# MUFE HD Foundation: Formula Change?



## makeupmakesme (Mar 26, 2015)

Hi ladies,

  I have gone through at least 7 bottles of Makeup Forever HD Foundation in my life, and something isn't right. I started using it when I was a senior in high school (around 5 years ago) and it was my HOLY GRAIL. My skin looked flawless 24/7. I never needed to touch up, and was even confident enough to use it for a couple proms. In 2010-2011, I used 4 bottles of #130 HD foundation and nothing else. 

  I went on a hiatus once I started to branch out and find other products, but I always knew I could come back to it. Last year, I bought a bottle of #128. It was obviously the wrong shade, but I also noticed that it felt different. I can't put my finger on it, but it something wasn't right. I then returned it for #125, and that's when I really realized that it wasn't the same product that I remembered. I used it up and purchased another bottle, only to have the same result.

   I wish I could explain it, but it doesn't look as nice on my skin. I have always had acne prone skin, even in high school, so it's not like I've had a dramatic skincare change or something. The issue is with how the foundation looks and wears throughout the day. It just isn't the same.

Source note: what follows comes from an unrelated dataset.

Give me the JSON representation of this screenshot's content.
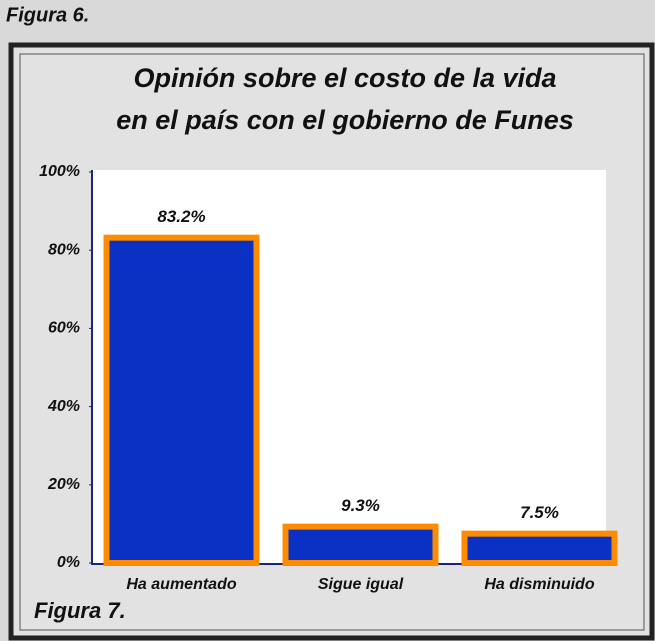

  The reason I'm writing on here is that I know I can't be the only one who has noticed something. One of my equally obsessed makeup friends told me the exact same thing, and I didn't even bringing it up. Has anyone else noticed a change? I've researched it and can't find any obvious change in ingredients & formula.

  Or am I just crazy? lol


----------



## manya (Apr 1, 2015)

I thought it was me going crazy! I've never used mufe hd foundation before so i started with ordering a sample on ebay and i absolutely loved so i ordered the full size product online (from guruemporium in london) and it's not the same! The sample from ebay was too good to be fake/dupe and the bottle ordered online is genuine too (checked on makeup forever website, this shop is actually listed as the uk stockist), i tried to find some posts/comments online to find out if there is a new & old version/formula but couldn't find anything! The only thing i've noticed is that there are two slightly different looking bottles of this foundation... So maybe the formula has changed?!? I'm desperate to find the old one if that is the case as the sample was sooo good!


----------



## makeupmakesme (Apr 5, 2015)

manya said:


> I thought it was me going crazy! I've never used mufe hd foundation before so i started with ordering a sample on ebay and i absolutely loved so i ordered the full size product online (from guruemporium in london) and it's not the same! The sample from ebay was too good to be fake/dupe and the bottle ordered online is genuine too (checked on makeup forever website, this shop is actually listed as the uk stockist), i tried to find some posts/comments online to find out if there is a new & old version/formula but couldn't find anything! The only thing i've noticed is that there are two slightly different looking bottles of this foundation... So maybe the formula has changed?!? I'm desperate to find the old one if that is the case as the sample was sooo good!


  I've never noticed a packaging difference! I'll look out for that in my research. I swear something is different, I just don't know what!


----------